Part of a series of posts (possibly a short one) using the Te Whanake series of Māori language learning resources to explore what makes a good or bad language learning resource.
One section of the Te Whanake (TW) that is easy to comment on is the vocab. In this case, we are referring only to the textbook series, not the other resources, although for the most part the resources support the textbook and thus use the same words.
I’m not sure of the publishing date, but TW was obviously published some years ago now. Update: Te Kākano and Te Pihinga, both 1989; Te Māhuri 1992; Te Kōhure 1996 – thanks ahuamohio 😉
This has led to the rather obvious problem of some of the vocab being dated, and many useful words not being included. Rather than (or as well as) a word list about, say, the body parts of birds, it would be useful to have words like: type, print, save, upload, download, post, blog, facebook, webpage… These are some of the words a student needs in order to have a conversation with their teacher and class mates about handing in an assignment, for example. Obviously these word lists would also become dated, but it is an example of where an update/supplementary material is much needed, and I dare say this is an issue for any language textbook anywhere in the world.
The large number of loan words (transliterations of English words into Māori) in TW is actually another example of how the vocab lists have become dated. There are two reasons for this. One is that some of the Māori words that have replaced loan words are actually newly created and wouldn’t have existed at the time of printing, or existed but were not well known. The second reason is that I believe there has been a cultural shift away from loan words and towards original Māori words, so although certain loan words may have been popular some years ago, they are now not generally taught and not well-regarded.
It seems that TW has tried to provide an interesting variety of topics in its reading material and vocabulary, and to talk about many things that are relevant to te ao Māori. However, this has meant that I have learnt word lists such as the aforementioned bird body parts, names of cetaceans, 12 words to describe the appearance of people’s hair, 50 words for various “sounds”, and so on, but I am coming up short when trying to have a conversation about everyday things.
The vocab contained in TW seems to be rather unique. I am not sure where the original corpus originated. The accompanying dictionary is very different in content to the other available dictionaries I have looked at. There are also cultural differences – for example the vocabulary of people involved in Kura Reo is very different to that of TW in terms of basic words. This may be an age thing again – possibly the langauge has moved on from where it was when TW was published. Or maybe it’s just a thing.
This is not a comment on vocab content but on organisation. There were some words in the text that were not defined in the vocab listing at the back of the book or that were used in a way not listed – this was particularly annoying. There were words used in the text that weren’t in the word lists and vice versa . For me, this indicates that the purpose of the word lists was confused – are they to support your use of the text, or to extend your vocab for use outside of the text?

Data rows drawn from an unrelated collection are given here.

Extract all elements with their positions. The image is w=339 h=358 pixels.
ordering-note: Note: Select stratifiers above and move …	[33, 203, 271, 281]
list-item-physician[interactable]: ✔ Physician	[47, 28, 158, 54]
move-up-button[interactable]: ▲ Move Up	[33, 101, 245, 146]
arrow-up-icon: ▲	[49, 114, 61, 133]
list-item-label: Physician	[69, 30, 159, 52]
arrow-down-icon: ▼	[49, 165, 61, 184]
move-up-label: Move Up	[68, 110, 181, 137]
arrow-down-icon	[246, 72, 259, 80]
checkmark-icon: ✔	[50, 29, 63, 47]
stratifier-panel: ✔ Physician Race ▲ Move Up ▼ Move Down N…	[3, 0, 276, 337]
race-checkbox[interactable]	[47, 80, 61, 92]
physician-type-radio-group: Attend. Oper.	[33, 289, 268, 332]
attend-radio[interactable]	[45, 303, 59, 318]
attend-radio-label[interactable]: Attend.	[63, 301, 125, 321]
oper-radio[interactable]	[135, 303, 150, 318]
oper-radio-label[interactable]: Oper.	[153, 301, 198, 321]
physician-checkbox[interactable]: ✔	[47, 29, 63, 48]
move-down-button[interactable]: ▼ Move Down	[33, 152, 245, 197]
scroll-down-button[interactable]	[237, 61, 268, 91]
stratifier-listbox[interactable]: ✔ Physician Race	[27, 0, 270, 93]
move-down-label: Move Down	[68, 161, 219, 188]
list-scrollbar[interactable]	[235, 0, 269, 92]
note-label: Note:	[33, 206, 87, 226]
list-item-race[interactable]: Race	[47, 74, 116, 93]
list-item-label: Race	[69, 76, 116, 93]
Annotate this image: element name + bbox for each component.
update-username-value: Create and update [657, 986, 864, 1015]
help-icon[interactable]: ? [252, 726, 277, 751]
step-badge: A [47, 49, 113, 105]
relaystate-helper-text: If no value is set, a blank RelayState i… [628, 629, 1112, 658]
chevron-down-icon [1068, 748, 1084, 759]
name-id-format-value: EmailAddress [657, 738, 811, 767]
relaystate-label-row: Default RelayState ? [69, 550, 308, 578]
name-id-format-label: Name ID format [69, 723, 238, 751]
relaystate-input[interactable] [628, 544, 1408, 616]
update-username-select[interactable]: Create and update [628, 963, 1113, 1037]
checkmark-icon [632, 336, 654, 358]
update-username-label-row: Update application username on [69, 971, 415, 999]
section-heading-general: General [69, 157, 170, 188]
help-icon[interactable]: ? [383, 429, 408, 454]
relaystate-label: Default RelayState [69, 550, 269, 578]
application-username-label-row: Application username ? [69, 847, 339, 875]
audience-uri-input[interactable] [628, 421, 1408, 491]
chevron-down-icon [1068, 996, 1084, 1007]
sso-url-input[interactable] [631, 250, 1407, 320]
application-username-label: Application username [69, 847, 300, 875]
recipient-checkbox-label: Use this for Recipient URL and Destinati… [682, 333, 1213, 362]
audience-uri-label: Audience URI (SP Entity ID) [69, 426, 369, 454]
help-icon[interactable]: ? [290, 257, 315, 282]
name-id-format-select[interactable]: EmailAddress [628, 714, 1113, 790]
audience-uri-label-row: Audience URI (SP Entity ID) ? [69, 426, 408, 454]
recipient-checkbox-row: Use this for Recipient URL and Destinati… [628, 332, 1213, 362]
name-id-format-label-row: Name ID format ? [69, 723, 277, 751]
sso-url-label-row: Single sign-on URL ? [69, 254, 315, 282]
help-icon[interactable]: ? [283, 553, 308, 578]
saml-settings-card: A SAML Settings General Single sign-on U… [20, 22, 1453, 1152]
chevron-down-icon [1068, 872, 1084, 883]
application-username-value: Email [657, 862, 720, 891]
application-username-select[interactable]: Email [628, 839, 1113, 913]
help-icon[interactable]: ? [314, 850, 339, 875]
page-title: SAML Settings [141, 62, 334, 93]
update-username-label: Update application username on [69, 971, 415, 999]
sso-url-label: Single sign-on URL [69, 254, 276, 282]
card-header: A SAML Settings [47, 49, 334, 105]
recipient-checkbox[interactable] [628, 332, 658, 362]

Personally, I would have found it a lot more useful to have a list of words that I could learn so that I could understand the text, and then maybe a list of extension words at the end of the chapter.

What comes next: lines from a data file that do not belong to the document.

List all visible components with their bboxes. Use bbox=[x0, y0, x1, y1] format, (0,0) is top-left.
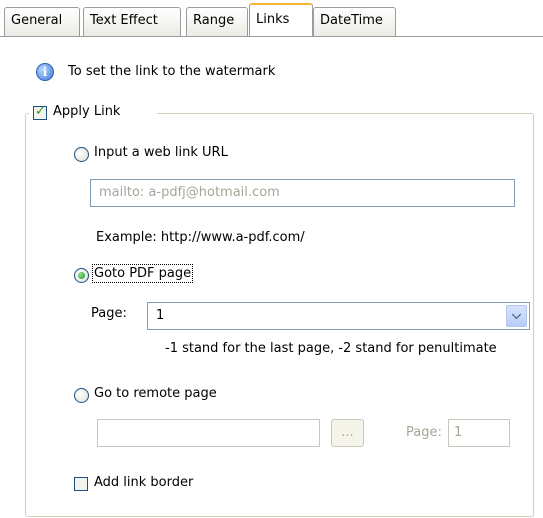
info-text: To set the link to the watermark bbox=[68, 64, 276, 79]
tab-divider bbox=[0, 36, 543, 37]
apply-link-checkbox[interactable]: ✓ bbox=[33, 104, 47, 120]
add-border-label[interactable]: Add link border bbox=[94, 475, 193, 490]
tab-text-effect-label: Text Effect bbox=[90, 13, 158, 28]
goto-pdf-page-label: Page: bbox=[91, 306, 127, 321]
remote-page-input[interactable]: 1 bbox=[448, 419, 510, 447]
goto-pdf-hint: -1 stand for the last page, -2 stand for… bbox=[165, 341, 497, 356]
goto-pdf-page-value: 1 bbox=[156, 308, 165, 323]
tab-links-label: Links bbox=[256, 12, 290, 27]
apply-link-label[interactable]: Apply Link bbox=[53, 104, 120, 119]
remote-page-label[interactable]: Go to remote page bbox=[94, 386, 217, 401]
goto-pdf-page-select[interactable]: 1 bbox=[147, 302, 530, 330]
remote-file-input[interactable] bbox=[97, 419, 320, 447]
tab-links[interactable]: Links bbox=[249, 3, 313, 37]
web-link-input[interactable]: mailto: a-pdfj@hotmail.com bbox=[90, 179, 515, 207]
tab-general[interactable]: General bbox=[4, 7, 80, 36]
info-icon bbox=[36, 63, 54, 81]
radio-selected-dot bbox=[78, 272, 85, 279]
add-border-checkbox[interactable] bbox=[74, 477, 88, 491]
tab-range-label: Range bbox=[193, 13, 235, 28]
tab-datetime[interactable]: DateTime bbox=[313, 7, 396, 36]
tab-general-label: General bbox=[11, 13, 63, 28]
tab-datetime-label: DateTime bbox=[320, 13, 383, 28]
dropdown-button[interactable] bbox=[506, 305, 527, 327]
remote-page-radio[interactable] bbox=[74, 388, 89, 403]
web-link-radio[interactable] bbox=[74, 147, 89, 162]
chevron-down-icon bbox=[511, 309, 522, 320]
tab-strip: General Text Effect Range DateTime Links bbox=[0, 0, 543, 37]
goto-pdf-radio[interactable] bbox=[74, 268, 89, 283]
web-link-example: Example: http://www.a-pdf.com/ bbox=[96, 230, 305, 245]
browse-button[interactable]: ... bbox=[331, 419, 364, 447]
goto-pdf-label[interactable]: Goto PDF page bbox=[91, 264, 194, 283]
web-link-label[interactable]: Input a web link URL bbox=[94, 145, 228, 160]
remote-page-label-text: Page: bbox=[406, 425, 442, 440]
tab-range[interactable]: Range bbox=[186, 7, 248, 36]
check-icon: ✓ bbox=[35, 104, 46, 119]
tab-text-effect[interactable]: Text Effect bbox=[83, 7, 181, 36]
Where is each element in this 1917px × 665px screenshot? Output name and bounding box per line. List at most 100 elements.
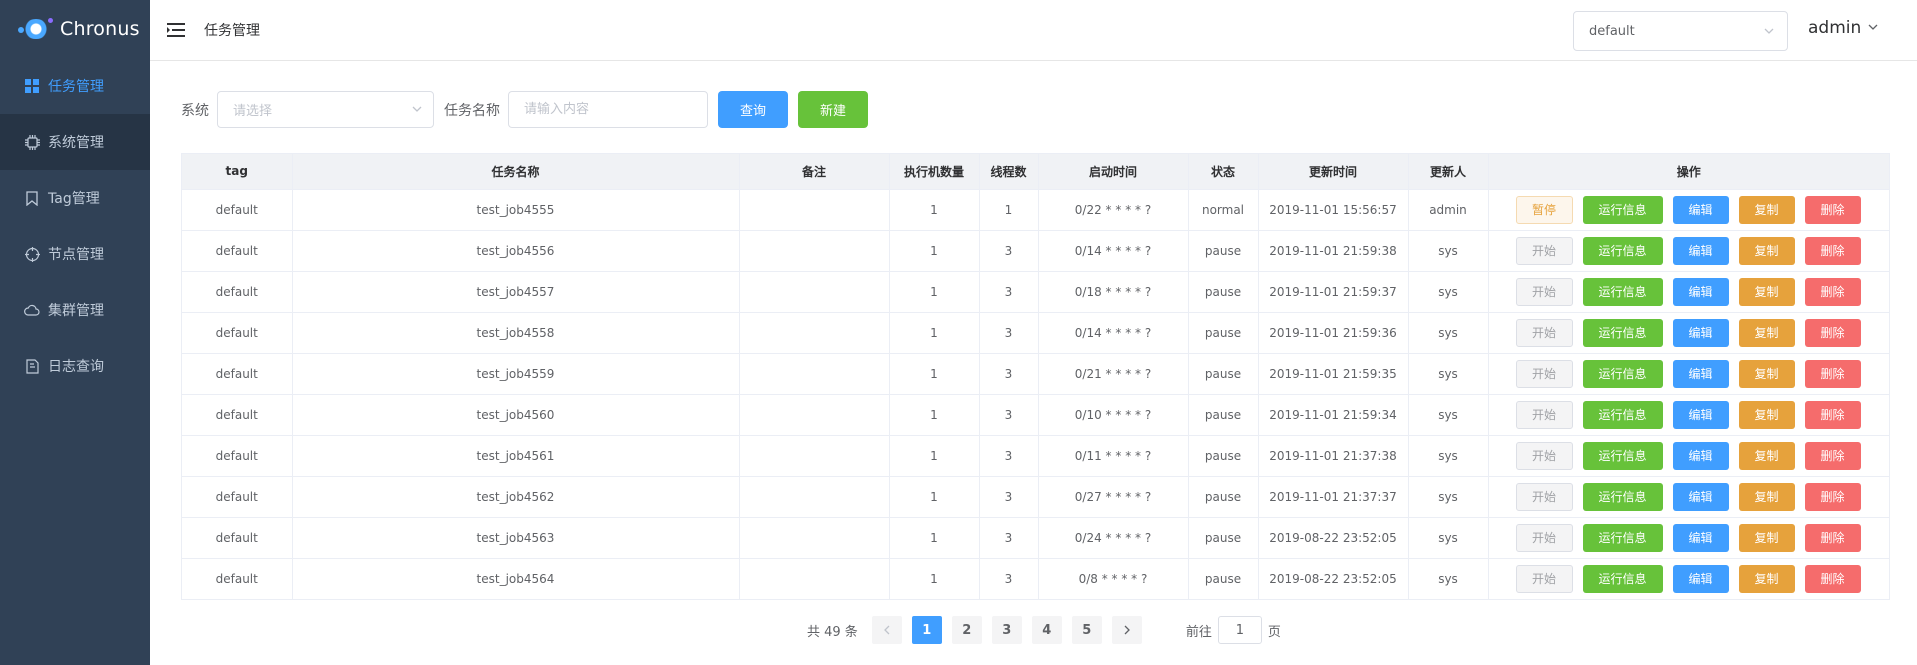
user-menu[interactable]: admin [1808,18,1879,38]
chevron-down-icon [411,103,423,119]
pagination: 共 49 条 1 2 3 4 5 前往 页 [807,616,1281,644]
edit-button[interactable]: 编辑 [1672,195,1729,224]
column-header[interactable]: 启动时间 [1038,154,1189,190]
pause-button[interactable]: 暂停 [1515,195,1573,224]
delete-button[interactable]: 删除 [1804,236,1861,265]
delete-button[interactable]: 删除 [1804,400,1861,429]
tenant-select[interactable]: default [1573,11,1788,51]
cell-actions: 开始 运行信息 编辑 复制 删除 [1488,558,1889,599]
hamburger-icon[interactable] [166,20,186,40]
run-info-button[interactable]: 运行信息 [1582,441,1663,470]
page-button-2[interactable]: 2 [951,616,982,644]
run-info-button[interactable]: 运行信息 [1582,318,1663,347]
copy-button[interactable]: 复制 [1738,318,1795,347]
run-info-button[interactable]: 运行信息 [1582,359,1663,388]
copy-button[interactable]: 复制 [1738,359,1795,388]
cell-updated: 2019-11-01 21:37:37 [1258,476,1409,518]
copy-button[interactable]: 复制 [1738,400,1795,429]
copy-button[interactable]: 复制 [1738,277,1795,306]
column-header[interactable]: 任务名称 [292,154,740,190]
run-info-button[interactable]: 运行信息 [1582,564,1663,593]
run-info-button[interactable]: 运行信息 [1582,277,1663,306]
column-header[interactable]: 更新人 [1408,154,1489,190]
delete-button[interactable]: 删除 [1804,359,1861,388]
column-header[interactable]: 状态 [1188,154,1259,190]
task-name-input[interactable] [508,91,708,128]
run-info-button[interactable]: 运行信息 [1582,195,1663,224]
cell-name: test_job4558 [292,312,740,354]
cell-name: test_job4555 [292,189,740,231]
copy-button[interactable]: 复制 [1738,482,1795,511]
sidebar-item-log[interactable]: 日志查询 [0,338,150,394]
copy-button[interactable]: 复制 [1738,195,1795,224]
start-button[interactable]: 开始 [1515,359,1573,388]
column-header[interactable]: 线程数 [979,154,1039,190]
column-header[interactable]: 操作 [1488,154,1889,190]
cell-cron: 0/8 * * * * ? [1038,558,1189,599]
start-button[interactable]: 开始 [1515,523,1573,552]
delete-button[interactable]: 删除 [1804,564,1861,593]
cell-actions: 开始 运行信息 编辑 复制 删除 [1488,476,1889,518]
page-button-1[interactable]: 1 [911,616,942,644]
goto-page-input[interactable] [1217,616,1262,644]
start-button[interactable]: 开始 [1515,236,1573,265]
new-task-button[interactable]: 新建 [798,91,868,128]
edit-button[interactable]: 编辑 [1672,400,1729,429]
run-info-button[interactable]: 运行信息 [1582,482,1663,511]
start-button[interactable]: 开始 [1515,564,1573,593]
edit-button[interactable]: 编辑 [1672,277,1729,306]
start-button[interactable]: 开始 [1515,277,1573,306]
cell-cron: 0/24 * * * * ? [1038,517,1189,559]
cell-threads: 3 [979,476,1039,518]
copy-button[interactable]: 复制 [1738,523,1795,552]
delete-button[interactable]: 删除 [1804,441,1861,470]
delete-button[interactable]: 删除 [1804,523,1861,552]
edit-button[interactable]: 编辑 [1672,523,1729,552]
run-info-button[interactable]: 运行信息 [1582,523,1663,552]
sidebar-item-node[interactable]: 节点管理 [0,226,150,282]
delete-button[interactable]: 删除 [1804,277,1861,306]
column-header[interactable]: tag [182,154,293,190]
cell-cron: 0/14 * * * * ? [1038,230,1189,272]
sidebar-item-task[interactable]: 任务管理 [0,58,150,114]
sidebar-item-label: 日志查询 [48,359,104,375]
start-button[interactable]: 开始 [1515,441,1573,470]
sidebar-item-tag[interactable]: Tag管理 [0,170,150,226]
column-header[interactable]: 更新时间 [1258,154,1409,190]
cell-remark [739,353,890,395]
copy-button[interactable]: 复制 [1738,236,1795,265]
edit-button[interactable]: 编辑 [1672,318,1729,347]
edit-button[interactable]: 编辑 [1672,236,1729,265]
delete-button[interactable]: 删除 [1804,318,1861,347]
page-button-3[interactable]: 3 [991,616,1022,644]
run-info-button[interactable]: 运行信息 [1582,400,1663,429]
next-page-button[interactable] [1111,616,1142,644]
delete-button[interactable]: 删除 [1804,195,1861,224]
prev-page-button[interactable] [871,616,902,644]
app-logo[interactable]: Chronus [0,0,150,58]
edit-button[interactable]: 编辑 [1672,359,1729,388]
page-button-5[interactable]: 5 [1071,616,1102,644]
edit-button[interactable]: 编辑 [1672,564,1729,593]
column-header[interactable]: 备注 [739,154,890,190]
cell-actions: 暂停 运行信息 编辑 复制 删除 [1488,189,1889,231]
copy-button[interactable]: 复制 [1738,441,1795,470]
edit-button[interactable]: 编辑 [1672,441,1729,470]
system-select[interactable]: 请选择 [217,91,434,128]
sidebar-item-system[interactable]: 系统管理 [0,114,150,170]
start-button[interactable]: 开始 [1515,482,1573,511]
column-header[interactable]: 执行机数量 [889,154,980,190]
start-button[interactable]: 开始 [1515,318,1573,347]
copy-button[interactable]: 复制 [1738,564,1795,593]
sidebar-item-cluster[interactable]: 集群管理 [0,282,150,338]
query-button[interactable]: 查询 [718,91,788,128]
page-button-4[interactable]: 4 [1031,616,1062,644]
username: admin [1808,18,1862,38]
task-table: tag 任务名称 备注 执行机数量 线程数 启动时间 状态 更新时间 更新人 操… [181,153,1890,600]
goto-prefix: 前往 [1185,624,1212,640]
edit-button[interactable]: 编辑 [1672,482,1729,511]
run-info-button[interactable]: 运行信息 [1582,236,1663,265]
start-button[interactable]: 开始 [1515,400,1573,429]
cell-updated: 2019-08-22 23:52:05 [1258,517,1409,559]
delete-button[interactable]: 删除 [1804,482,1861,511]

The vocab of the first book was quite reasonable, although subject to the issues above (except Unuseful Wordlists) and then Unuseful Wordlists came into play and it got weird.
I learnt literally every single word in every word list, plus any other words I found in the text, for the first 1.5 books (and then fewer and fewer after that) so any issues about vocab were very obvious to me. Eventually the word lists became so long and impractical that I just gave up learning them at all. A lot of my classmates didn’t even look at them past the first book because they were so daunting and weren’t useful to them.

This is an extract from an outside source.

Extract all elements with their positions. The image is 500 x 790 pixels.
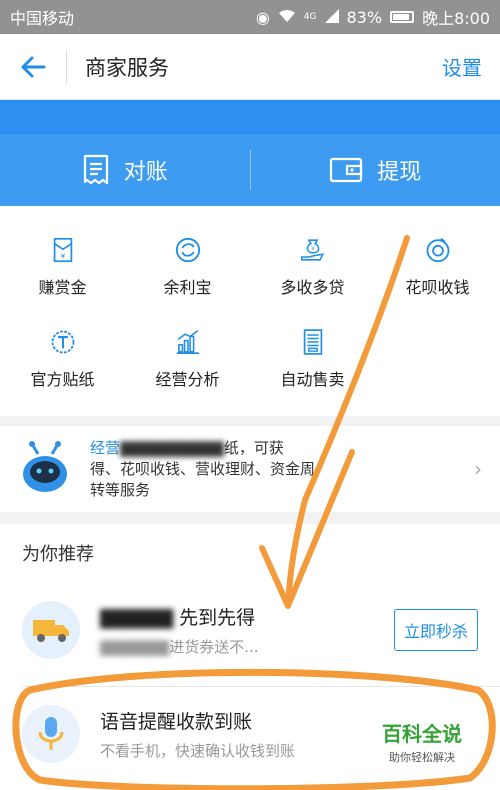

I have to say that I do think that learning vocab is a very useful and important part of one’s studying. Most of the words I know came out of TW which gives me a bit of a wierd array of vocabulary, but has been mostly functional, and has enabled me to sometimes surprise people with knowledge of a weird, unexpected word, which has been fun (and looks much more impressive than it really is)!
Edited to add:
It was mentioned in the comments that the vocab section in the back of the textbooks was only Māori to English. Although I understand this from a space and cost saving perspective, as a student that was actually really annoying! Yes, you could use a separate dictionary, but, you know, we didn’t want to. It’s not a big deal, but its something that should be weighed up when considering how to make the perfect textbook (if there was such a thing).